FIGURE 7.

A-A-V to N-A-T mutagenesis to create an N-linked glycosylation site within the α-7/8 helical sequence (Fig. 2B) perturbs subunit contact (35). A, 293 cells were either untransfected or transiently transfected to express either secretory ChEL-Myc or ChEL-Myc bearing the extra glycosylation site (ChELG-Myc), in conjunction with an equal amount of plasmid DNA encoding secretory ChEL-HA. Cells expressing secretory ChEL-HA alone were included as a negative control. Secretion was collected for 24 h. The media were either immunoprecipitated (IP) with anti-Myc before SDS-PAGE (upper two panels) or analyzed directly without immunoprecipitation (lower two panels).
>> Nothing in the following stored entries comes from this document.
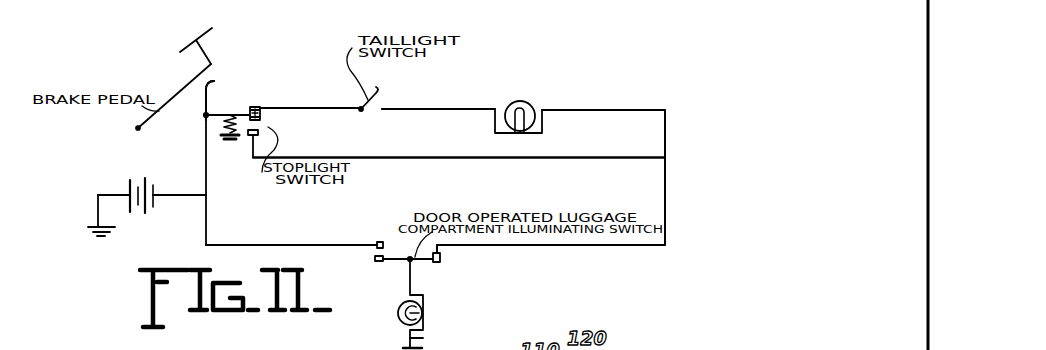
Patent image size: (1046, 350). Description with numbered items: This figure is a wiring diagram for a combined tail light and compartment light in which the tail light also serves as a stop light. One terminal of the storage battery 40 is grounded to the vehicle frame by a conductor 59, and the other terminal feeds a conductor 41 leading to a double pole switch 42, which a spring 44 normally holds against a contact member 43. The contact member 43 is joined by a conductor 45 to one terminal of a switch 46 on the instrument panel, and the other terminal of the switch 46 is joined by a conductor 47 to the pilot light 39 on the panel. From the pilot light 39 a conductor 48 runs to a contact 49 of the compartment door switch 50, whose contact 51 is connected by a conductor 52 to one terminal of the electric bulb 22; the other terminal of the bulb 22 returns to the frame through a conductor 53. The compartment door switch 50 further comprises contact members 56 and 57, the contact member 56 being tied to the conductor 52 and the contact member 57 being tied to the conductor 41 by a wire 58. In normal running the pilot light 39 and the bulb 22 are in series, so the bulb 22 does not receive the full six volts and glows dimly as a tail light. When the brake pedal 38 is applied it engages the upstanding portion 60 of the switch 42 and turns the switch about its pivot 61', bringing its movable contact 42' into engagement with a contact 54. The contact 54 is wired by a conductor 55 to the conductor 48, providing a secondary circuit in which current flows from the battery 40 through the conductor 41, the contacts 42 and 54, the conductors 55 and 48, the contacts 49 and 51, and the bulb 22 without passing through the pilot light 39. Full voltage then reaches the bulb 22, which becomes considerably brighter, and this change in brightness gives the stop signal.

The brake pedal 38 is at (212, 57).
The upstanding portion 60 is at (202, 92).
The pivot 61' is at (189, 109).
The storage battery 40 is at (142, 180).
The conductor 59 is at (98, 205).
The conductor 41 is at (178, 195).
The wire 58 is at (295, 234).
The contact member 43 is at (257, 107).
The spring 44 is at (231, 116).
The movable contact 42' is at (285, 116).
The double pole switch 42 is at (285, 129).
The contact 54 is at (250, 135).
The conductor 45 is at (322, 107).
The switch 46 is at (377, 84).
The conductor 47 is at (442, 108).
The pilot light 39 is at (520, 99).
The conductor 55 is at (432, 154).
The conductor 48 is at (640, 110).
The contact member 57 is at (382, 242).
The contact member 56 is at (375, 262).
The compartment door switch 50 is at (397, 265).
The contact 49 is at (440, 255).
The contact 51 is at (440, 263).
The conductor 52 is at (406, 294).
The electric bulb 22 is at (425, 303).
The conductor 53 is at (423, 338).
Samples underwent Western blotting (WB) with either anti-Myc (to demonstrate recovery of ChEL-Myc or ChELG-Myc) or anti-HA (to examine the extent of co-precipitation of the dimerization partner). Introduction of an N-glycan slowed the electrophoretic mobility of the ChELG-Myc band and decreased co-precipitation of ChEL-HA by 72% (in three such experiments, co-precipitation decreased 52 ± 18%). B, the G mutation was introduced into secretory ChELG-CD. The listed constructs were transiently expressed in 293 cells; secretory ChEL and secretory ChELG (lacking potential for intersubunit covalent bonding) were included as controls. Cells were metabolically labeled and chased for 4 h, and the media were immunoprecipitated with anti-Tg. The samples were analyzed by SDS 5.5%-PAGE under nonreducing (and reducing) conditions as indicated, with no covalent ChELG-CD dimer detected. C, covalent homodimer synthesized in cells expressing ChEL-CD but not in cells expressing cog-ChEL-CD or rdw-ChEL-CD.